Kitimat recognized this and formed impact management groups comprised of community stakeholders, she says. Another challenge will be attracting the large number of workers required for the mega-projects.
“Clearly, the construction of these major industrial projects means jobs for people in this area and further,” Ms. Klukas notes. “It also means secondary industry is looking at Kitimat as a viable place to do business.”
Apache Canada is conducting site preparation work, has an export licence to ship five million tonnes of LNG a year and is working toward a final investment decision on the combined export terminal and pipeline project
Shell Canada has also purchased land at Kitimat and has arranged with TransCanada to build a pipeline across B.C. to deliver gas to the proposed plant.
B.C. Energy and Mines Minister Rich Coleman says that LNG is a competitive, expanding global industry, and demand worldwide will bring increased growth in the province.
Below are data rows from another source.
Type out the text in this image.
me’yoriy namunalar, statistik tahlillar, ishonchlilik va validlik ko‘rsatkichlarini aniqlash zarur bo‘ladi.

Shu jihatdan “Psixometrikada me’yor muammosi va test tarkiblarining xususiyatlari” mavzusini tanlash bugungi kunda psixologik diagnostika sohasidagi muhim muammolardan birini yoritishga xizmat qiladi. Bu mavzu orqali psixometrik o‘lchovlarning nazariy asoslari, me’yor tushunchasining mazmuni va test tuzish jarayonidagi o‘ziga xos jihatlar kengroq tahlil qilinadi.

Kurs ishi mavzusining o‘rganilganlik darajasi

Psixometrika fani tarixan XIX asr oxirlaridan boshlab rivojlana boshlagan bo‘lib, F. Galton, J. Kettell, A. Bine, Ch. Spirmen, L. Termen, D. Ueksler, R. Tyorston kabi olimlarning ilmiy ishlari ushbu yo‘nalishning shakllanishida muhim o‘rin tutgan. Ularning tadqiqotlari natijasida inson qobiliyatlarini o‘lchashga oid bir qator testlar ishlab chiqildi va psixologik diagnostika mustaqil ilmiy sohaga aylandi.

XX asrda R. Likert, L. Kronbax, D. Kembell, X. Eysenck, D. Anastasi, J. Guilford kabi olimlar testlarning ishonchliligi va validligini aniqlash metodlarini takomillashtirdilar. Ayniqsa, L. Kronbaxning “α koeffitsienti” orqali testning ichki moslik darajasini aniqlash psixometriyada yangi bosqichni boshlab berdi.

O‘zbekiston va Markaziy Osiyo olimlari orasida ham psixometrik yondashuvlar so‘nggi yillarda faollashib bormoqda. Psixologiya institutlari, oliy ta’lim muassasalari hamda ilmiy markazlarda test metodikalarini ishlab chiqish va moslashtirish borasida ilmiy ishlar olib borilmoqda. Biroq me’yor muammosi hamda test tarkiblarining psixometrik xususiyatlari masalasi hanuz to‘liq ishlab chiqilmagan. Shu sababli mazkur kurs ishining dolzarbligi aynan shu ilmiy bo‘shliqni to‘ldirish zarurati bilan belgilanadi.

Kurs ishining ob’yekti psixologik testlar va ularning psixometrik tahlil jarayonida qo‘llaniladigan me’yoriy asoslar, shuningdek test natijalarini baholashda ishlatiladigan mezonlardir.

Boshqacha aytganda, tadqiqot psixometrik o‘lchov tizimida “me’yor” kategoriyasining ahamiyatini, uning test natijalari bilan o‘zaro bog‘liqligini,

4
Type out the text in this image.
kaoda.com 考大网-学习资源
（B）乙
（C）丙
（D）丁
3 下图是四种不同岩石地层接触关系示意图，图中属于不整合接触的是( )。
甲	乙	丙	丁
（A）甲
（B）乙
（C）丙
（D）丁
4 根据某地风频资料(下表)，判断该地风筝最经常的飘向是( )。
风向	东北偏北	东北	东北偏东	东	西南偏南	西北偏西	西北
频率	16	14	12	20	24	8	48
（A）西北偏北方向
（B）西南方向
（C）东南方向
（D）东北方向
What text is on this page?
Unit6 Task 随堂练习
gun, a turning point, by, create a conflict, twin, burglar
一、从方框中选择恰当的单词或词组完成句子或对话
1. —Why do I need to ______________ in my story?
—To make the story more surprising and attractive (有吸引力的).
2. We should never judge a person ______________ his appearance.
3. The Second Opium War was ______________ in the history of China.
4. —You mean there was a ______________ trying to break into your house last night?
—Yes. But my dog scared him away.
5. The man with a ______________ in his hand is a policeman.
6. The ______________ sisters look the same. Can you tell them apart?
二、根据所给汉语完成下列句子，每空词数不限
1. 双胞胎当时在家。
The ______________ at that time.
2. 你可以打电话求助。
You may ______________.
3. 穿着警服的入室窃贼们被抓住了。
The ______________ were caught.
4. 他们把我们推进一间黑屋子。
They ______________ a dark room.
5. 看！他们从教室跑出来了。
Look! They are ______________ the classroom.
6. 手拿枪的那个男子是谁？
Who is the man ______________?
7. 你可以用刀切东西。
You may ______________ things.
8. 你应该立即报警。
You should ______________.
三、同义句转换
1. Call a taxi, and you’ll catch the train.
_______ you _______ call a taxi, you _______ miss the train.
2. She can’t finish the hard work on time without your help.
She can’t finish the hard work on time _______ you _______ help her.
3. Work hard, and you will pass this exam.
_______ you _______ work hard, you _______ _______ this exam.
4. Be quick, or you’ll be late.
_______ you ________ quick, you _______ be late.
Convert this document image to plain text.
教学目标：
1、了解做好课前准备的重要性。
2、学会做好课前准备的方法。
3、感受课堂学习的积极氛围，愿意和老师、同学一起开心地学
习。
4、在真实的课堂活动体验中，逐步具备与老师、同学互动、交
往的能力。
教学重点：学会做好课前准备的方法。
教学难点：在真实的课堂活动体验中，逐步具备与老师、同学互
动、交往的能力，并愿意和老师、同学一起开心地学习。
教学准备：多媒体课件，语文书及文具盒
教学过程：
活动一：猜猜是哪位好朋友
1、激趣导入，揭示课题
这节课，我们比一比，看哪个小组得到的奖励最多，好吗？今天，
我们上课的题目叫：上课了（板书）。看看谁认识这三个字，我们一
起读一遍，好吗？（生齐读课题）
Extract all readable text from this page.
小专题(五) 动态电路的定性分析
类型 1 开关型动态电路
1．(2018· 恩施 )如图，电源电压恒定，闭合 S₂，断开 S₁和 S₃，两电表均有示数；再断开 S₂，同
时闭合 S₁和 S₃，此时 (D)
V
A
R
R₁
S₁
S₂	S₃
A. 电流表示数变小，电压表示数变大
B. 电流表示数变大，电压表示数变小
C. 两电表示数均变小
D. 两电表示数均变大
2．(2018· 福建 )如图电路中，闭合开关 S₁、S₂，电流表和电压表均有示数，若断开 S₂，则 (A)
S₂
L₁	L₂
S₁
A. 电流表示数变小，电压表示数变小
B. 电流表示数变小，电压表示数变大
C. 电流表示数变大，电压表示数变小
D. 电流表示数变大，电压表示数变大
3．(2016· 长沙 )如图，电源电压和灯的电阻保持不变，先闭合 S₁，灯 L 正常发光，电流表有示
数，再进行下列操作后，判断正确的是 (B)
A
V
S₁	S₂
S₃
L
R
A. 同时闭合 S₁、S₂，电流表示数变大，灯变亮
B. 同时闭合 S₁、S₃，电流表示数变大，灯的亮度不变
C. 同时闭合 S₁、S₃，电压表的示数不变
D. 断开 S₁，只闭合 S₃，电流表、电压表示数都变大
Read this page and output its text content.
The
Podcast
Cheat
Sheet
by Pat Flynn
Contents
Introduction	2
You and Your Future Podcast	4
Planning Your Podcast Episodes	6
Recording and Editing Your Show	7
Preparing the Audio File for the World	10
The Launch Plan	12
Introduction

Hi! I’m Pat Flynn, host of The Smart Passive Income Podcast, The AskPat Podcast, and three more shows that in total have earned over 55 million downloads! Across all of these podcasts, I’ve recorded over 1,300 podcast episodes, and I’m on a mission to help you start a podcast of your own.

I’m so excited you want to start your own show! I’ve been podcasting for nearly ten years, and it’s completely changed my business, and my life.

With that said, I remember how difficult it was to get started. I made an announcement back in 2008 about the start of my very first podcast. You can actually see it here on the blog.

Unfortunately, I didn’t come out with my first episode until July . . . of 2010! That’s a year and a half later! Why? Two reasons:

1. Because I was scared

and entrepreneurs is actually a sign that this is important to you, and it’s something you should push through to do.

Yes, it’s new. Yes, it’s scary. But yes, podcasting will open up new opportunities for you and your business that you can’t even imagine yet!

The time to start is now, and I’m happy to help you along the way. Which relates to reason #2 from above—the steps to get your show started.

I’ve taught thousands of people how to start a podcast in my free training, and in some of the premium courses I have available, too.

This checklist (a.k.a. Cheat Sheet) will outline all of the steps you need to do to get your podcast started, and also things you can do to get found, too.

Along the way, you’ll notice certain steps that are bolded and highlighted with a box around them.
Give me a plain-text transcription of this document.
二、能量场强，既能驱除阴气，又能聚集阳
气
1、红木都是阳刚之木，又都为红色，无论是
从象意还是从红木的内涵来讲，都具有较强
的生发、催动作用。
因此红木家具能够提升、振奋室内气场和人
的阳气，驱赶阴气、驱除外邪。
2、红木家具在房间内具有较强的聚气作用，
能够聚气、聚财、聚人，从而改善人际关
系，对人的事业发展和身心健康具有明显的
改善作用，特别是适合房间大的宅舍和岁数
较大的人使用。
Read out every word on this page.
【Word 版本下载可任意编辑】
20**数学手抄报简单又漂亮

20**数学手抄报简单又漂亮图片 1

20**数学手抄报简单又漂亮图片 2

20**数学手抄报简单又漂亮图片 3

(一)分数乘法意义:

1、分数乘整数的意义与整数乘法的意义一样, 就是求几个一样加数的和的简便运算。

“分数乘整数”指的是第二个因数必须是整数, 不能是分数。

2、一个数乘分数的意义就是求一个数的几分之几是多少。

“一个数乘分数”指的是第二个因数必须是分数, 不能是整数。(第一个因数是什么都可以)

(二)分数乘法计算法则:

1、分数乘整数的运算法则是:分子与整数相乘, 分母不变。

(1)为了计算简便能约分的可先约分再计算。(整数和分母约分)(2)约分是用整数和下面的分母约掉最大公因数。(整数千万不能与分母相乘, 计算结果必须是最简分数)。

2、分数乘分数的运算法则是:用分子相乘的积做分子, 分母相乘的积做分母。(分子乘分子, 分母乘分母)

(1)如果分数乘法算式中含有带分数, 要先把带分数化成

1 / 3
Ms. Klukas stresses that Kitimat can support industry that adds value to Canada’s natural resources.
“Of course, as the world looks at Kitimat on the map, it realizes the attributes we have that make us a perfect place for development: a deep, ice-free harbour and close proximity to overseas markets demanding Canada’s commodities,” she says. “The Kitimat Valley is a wide and flat valley with room to grow.”
She says that the development of the terminals also means that children of families already in the area or attracted to work in the facilities can look forward to an increasing number of jobs that will be available locally, especially in the trades.
“There is a future for people wanting to live in the North,” she says. “We will see these terminals come to fruition, because British Columbia has large reserves of natural gas, there are overseas markets demanding this commodity, and Kitimat is strategically located to serve them.”